The health system works better when everyone is covered for consistent and preventive care—not just parachuting in for emergencies or chronic conditions gone out of control. We all benefit from reductions in costs by cutting down on unnecessary care or preventable conditions.
There is an even greater challenge implicit in the CHIP reauthorization: if we can cover kids, if we know it works and we know why we should, then can’t we get everyone covered? Everyone in the family – not just the kids – needs affordable health coverage that assures needed care. Medical bills are devastating impoverished families and are now contributing to more than 60% of family bankruptcies, even for those with insurance—plunging families who had assets into financial instability.
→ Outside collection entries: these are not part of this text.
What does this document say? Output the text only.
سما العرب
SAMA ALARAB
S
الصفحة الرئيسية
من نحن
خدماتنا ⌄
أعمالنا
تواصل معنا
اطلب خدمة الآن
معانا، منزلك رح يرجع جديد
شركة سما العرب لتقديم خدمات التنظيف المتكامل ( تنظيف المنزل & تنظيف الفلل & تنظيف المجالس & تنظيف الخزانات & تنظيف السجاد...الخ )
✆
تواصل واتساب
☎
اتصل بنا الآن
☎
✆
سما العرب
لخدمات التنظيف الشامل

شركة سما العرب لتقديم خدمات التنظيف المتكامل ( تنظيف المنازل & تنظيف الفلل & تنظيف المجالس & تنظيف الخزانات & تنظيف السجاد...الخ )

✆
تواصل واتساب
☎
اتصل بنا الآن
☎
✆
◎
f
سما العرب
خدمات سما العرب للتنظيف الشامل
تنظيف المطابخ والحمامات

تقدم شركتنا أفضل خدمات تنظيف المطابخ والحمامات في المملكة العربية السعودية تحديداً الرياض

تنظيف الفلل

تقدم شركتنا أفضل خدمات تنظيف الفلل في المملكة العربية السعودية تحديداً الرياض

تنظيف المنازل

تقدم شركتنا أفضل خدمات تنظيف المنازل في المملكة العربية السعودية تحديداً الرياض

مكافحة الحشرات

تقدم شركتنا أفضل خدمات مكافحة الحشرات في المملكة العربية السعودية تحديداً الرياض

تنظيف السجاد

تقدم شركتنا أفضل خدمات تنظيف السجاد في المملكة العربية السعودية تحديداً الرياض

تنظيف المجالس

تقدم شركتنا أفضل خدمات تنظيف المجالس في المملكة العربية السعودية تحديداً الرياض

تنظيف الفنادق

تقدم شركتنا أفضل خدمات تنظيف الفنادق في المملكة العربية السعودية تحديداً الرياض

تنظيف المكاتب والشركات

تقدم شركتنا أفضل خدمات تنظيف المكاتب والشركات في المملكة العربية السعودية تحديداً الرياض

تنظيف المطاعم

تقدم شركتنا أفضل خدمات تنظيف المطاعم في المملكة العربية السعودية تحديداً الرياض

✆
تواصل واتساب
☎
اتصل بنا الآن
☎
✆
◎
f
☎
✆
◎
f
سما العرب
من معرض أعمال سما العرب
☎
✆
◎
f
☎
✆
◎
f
Loss of job-related health insurance has left families struggling to pay medical costs, and even the insured are seeing stagnant wages and painful increases in their cost sharing.
The facts are clear: kids and their families do better in so many ways when they have health coverage. Good health is linked to economic stability and vice versa. The health system itself works better when it is a system that covers the whole person, the whole child, and covers everyone consistently.
CHIP has shown us that good health coverage for kids pays off in better health, more stability for families and reduced costs to the system. And CHIP has shown us that, as a country, we know how to make something like this work, and we can.
Jeanne Ryer is Program Director for Reducing Economic Barriers to Health at the Endowment for Health, a statewide health foundation in Concord, New Hampshire.